Not all Florida Republicans support DeSantis

Gov. Ron DeSantis photo courtesy: Reuters

Florida Gov. Ron DeSantis is giving his closest allies greater control over the daily operations of his presidential run, another shakeup in the Florida governor’s 2024 bid just weeks before the first Republican nominating contest.

DeSantis is the first Florida conservative to run for president since Jeb Bush’s short-lived effort in 2016, and the Sunshine State’s residents are eager to give their opinions.

Tallahassee resident Ruth Akers says she is a conservative Republican but she does not like the issues that DeSantis is embracing, such as book bans and gender identity.

“There have been a few things I’ve been less embittered of such as the laws he’s been passing,” Akers said.

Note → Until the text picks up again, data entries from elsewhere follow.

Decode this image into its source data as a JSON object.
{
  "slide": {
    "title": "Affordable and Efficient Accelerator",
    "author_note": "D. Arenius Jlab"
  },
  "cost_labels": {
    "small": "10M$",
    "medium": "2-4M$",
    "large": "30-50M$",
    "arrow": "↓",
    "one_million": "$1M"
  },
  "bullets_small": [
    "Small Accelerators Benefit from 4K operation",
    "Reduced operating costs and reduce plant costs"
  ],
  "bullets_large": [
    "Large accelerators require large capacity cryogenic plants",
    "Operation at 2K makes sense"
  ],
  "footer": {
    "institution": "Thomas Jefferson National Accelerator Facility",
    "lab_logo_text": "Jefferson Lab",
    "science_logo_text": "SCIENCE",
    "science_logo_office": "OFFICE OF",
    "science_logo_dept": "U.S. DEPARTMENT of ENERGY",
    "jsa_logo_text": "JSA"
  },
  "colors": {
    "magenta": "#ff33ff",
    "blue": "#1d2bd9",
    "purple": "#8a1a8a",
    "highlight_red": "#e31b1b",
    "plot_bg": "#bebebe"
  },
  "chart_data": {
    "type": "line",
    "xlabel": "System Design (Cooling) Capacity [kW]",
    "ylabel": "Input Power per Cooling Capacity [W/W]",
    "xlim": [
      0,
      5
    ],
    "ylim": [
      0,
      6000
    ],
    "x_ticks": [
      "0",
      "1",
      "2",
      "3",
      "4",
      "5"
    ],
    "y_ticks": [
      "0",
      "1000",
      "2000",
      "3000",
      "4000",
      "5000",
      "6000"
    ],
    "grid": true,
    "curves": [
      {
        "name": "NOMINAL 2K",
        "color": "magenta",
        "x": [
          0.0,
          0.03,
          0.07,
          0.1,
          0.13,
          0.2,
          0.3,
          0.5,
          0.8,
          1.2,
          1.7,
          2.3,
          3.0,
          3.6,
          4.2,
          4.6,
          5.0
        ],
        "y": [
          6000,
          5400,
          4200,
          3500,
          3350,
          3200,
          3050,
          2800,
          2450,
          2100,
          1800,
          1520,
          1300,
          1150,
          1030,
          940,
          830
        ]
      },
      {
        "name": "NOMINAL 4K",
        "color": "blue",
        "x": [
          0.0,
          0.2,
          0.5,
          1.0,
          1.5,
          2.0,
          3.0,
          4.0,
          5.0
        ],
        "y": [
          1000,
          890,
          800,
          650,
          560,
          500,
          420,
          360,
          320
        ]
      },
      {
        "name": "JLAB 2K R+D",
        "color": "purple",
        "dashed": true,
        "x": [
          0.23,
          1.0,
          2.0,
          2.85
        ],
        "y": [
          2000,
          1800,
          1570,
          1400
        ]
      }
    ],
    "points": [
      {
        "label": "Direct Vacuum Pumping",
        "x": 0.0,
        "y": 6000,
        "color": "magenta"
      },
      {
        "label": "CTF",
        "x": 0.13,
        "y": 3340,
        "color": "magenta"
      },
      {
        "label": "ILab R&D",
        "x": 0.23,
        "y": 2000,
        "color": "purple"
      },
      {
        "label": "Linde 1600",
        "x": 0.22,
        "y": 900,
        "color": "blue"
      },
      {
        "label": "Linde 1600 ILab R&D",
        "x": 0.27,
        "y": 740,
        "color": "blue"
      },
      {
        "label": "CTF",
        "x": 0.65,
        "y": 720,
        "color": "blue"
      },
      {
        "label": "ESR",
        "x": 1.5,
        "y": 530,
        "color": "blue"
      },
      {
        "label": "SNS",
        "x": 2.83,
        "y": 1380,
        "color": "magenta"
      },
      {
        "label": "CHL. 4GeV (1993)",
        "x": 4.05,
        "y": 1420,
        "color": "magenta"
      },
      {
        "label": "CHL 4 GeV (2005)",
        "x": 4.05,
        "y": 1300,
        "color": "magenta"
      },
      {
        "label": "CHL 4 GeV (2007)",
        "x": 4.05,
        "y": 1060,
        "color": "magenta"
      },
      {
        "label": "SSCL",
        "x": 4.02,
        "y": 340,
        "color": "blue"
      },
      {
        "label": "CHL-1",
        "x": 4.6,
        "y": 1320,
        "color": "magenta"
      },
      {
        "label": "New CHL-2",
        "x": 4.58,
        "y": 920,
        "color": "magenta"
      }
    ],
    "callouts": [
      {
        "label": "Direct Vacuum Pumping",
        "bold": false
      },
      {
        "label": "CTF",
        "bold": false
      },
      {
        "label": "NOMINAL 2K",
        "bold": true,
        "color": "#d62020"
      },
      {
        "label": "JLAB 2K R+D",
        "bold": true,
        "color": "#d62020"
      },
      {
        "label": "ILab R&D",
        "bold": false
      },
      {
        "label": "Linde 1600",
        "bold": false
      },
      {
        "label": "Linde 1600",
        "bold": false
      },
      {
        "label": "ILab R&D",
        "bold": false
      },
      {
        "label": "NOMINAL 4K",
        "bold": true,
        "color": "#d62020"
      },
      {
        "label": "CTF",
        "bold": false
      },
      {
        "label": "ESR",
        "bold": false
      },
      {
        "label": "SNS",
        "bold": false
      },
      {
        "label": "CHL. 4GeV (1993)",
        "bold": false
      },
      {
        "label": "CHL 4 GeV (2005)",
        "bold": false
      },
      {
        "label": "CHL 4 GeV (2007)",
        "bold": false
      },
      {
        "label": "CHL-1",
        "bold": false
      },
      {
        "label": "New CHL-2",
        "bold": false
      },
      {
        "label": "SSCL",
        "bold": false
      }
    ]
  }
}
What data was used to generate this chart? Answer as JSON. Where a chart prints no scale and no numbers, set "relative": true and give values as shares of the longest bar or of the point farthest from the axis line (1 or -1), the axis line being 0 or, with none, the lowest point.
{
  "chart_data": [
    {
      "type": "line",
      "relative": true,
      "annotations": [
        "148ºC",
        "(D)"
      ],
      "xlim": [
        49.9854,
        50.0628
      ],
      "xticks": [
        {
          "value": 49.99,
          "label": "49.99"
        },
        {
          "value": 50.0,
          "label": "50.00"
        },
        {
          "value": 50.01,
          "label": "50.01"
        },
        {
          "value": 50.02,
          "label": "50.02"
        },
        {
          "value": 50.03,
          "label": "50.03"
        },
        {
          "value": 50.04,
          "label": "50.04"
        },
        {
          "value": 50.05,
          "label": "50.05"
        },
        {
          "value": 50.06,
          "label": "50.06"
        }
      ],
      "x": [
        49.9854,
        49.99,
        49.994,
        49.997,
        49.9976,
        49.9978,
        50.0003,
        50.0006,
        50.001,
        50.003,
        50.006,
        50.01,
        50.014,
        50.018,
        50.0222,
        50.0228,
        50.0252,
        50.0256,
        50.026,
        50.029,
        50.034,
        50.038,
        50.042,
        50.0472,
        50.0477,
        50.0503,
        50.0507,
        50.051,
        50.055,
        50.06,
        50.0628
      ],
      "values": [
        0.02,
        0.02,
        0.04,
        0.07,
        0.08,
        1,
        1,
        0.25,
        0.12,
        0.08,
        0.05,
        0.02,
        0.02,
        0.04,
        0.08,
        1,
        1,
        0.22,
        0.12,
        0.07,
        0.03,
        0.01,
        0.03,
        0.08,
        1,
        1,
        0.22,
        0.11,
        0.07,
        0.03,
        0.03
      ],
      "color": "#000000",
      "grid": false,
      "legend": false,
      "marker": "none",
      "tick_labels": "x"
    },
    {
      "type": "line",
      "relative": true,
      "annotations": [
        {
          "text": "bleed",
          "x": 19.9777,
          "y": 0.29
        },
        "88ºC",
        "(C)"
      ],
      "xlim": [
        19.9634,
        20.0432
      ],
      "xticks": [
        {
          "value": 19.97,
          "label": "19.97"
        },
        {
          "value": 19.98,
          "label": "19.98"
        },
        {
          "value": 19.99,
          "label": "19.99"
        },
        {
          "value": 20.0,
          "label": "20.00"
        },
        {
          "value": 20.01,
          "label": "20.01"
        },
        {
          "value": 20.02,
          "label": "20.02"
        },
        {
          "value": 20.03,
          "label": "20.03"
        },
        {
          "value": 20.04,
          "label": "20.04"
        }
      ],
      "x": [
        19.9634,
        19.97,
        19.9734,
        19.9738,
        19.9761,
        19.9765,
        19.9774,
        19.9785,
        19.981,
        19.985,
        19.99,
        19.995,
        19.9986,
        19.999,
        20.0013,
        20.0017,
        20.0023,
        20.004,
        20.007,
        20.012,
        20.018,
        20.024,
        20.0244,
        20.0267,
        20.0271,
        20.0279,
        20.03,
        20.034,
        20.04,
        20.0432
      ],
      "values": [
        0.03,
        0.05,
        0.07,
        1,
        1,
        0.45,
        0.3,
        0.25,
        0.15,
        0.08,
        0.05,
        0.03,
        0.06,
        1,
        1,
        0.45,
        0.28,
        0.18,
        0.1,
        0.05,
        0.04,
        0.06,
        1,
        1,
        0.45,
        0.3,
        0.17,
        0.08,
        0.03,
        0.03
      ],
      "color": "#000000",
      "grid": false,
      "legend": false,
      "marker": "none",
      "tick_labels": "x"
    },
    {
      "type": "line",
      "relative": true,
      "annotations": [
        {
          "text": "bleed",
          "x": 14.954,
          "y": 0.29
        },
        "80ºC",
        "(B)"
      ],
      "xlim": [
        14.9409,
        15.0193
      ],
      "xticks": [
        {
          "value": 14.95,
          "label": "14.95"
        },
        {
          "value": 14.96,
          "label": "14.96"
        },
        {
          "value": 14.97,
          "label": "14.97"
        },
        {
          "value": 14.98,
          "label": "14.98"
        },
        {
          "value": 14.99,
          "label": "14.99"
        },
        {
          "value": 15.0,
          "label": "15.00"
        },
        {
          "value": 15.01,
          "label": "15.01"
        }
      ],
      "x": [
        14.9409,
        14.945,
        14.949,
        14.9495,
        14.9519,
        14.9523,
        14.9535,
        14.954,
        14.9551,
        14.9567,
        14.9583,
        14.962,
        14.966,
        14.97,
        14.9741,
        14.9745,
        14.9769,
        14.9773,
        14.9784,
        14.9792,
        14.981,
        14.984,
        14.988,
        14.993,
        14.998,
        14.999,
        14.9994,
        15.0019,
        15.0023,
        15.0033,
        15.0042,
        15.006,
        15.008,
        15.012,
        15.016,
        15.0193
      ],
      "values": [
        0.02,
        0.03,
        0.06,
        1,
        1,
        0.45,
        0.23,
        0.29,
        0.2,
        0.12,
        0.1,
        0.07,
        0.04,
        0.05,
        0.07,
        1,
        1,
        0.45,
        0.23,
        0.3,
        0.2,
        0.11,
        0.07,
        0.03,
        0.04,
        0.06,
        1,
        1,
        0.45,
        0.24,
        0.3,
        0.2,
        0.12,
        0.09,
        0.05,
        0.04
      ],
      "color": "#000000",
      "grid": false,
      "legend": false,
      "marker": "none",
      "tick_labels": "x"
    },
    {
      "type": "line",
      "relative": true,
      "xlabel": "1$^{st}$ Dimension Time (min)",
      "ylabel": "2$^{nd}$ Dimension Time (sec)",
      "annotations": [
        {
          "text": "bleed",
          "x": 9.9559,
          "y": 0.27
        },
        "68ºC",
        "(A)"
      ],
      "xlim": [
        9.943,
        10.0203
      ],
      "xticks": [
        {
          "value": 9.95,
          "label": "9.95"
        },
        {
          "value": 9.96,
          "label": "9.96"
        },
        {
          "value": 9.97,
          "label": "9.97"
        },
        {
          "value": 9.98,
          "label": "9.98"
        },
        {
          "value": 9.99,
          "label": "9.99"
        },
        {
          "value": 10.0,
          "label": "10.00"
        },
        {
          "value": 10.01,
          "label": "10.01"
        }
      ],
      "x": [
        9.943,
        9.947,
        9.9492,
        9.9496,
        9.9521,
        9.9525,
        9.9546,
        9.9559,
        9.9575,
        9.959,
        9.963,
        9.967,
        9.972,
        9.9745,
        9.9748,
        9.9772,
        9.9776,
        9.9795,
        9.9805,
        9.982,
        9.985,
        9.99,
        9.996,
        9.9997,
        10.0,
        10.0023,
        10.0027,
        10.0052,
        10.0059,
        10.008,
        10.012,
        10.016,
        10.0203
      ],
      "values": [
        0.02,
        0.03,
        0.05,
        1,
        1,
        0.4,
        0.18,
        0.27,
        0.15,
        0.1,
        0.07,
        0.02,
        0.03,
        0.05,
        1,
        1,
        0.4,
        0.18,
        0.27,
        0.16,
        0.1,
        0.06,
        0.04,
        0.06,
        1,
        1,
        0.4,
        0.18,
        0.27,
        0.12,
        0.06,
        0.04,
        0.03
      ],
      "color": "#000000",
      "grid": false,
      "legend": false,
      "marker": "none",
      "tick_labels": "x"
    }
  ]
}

DeSantis made his case to be the next Republican leader, proclaiming the numerous elections conservatives have won and the policies he has enacted. Due to the book bans, women’s rights issues, and DeSantis’ impact on higher education, Ryan Ray, the Leon County Democratic Party chairman, believes DeSantis won’t be a good leader.

“When it comes to Ron DeSantis’ failed agenda one of the things that stands up is the awful lack of progress we have seen with education. Black history, standards which oppose our students. He takes away our history and whitewashes it,” Ray said.

According to Pen America, an advocate for literacy, a total of 565 books have been banned in Florida schools during the past two years, including “The Hill We Climb” and “The Family Book.” Some were banned permanently, others temporarily pending investigations.

In his war against “woke,” DeSantis has put Florida’s universities and colleges at the forefront of his unyielding approach to governing. His influence in Tallahassee and his direct authority over appointments at state institutions has enabled him to reshape the system at breakneck speed.

The six-week abortion ban — which is being challenged in the courts — gives DeSantis a key political victory among Republican primary voters as he tries to win the Republican Party’s nomination for president.

Evan Power, the Leon County Republican Party chairman, says many people view the abortion ban in a negative light.

“We provide more money and benefits that can help people who have children. I think it’s important to see both sides,” Power said.

Ray retorted: “Abortion rights are something that Democrats and Americans support and Ron DeSantis does not support that.”

Voters in Ohio, Virginia, and elsewhere have embraced abortion rights in last month’s state elections as Democrats look to use that issue to drive turnout and shape next year’s presidential and congressional races.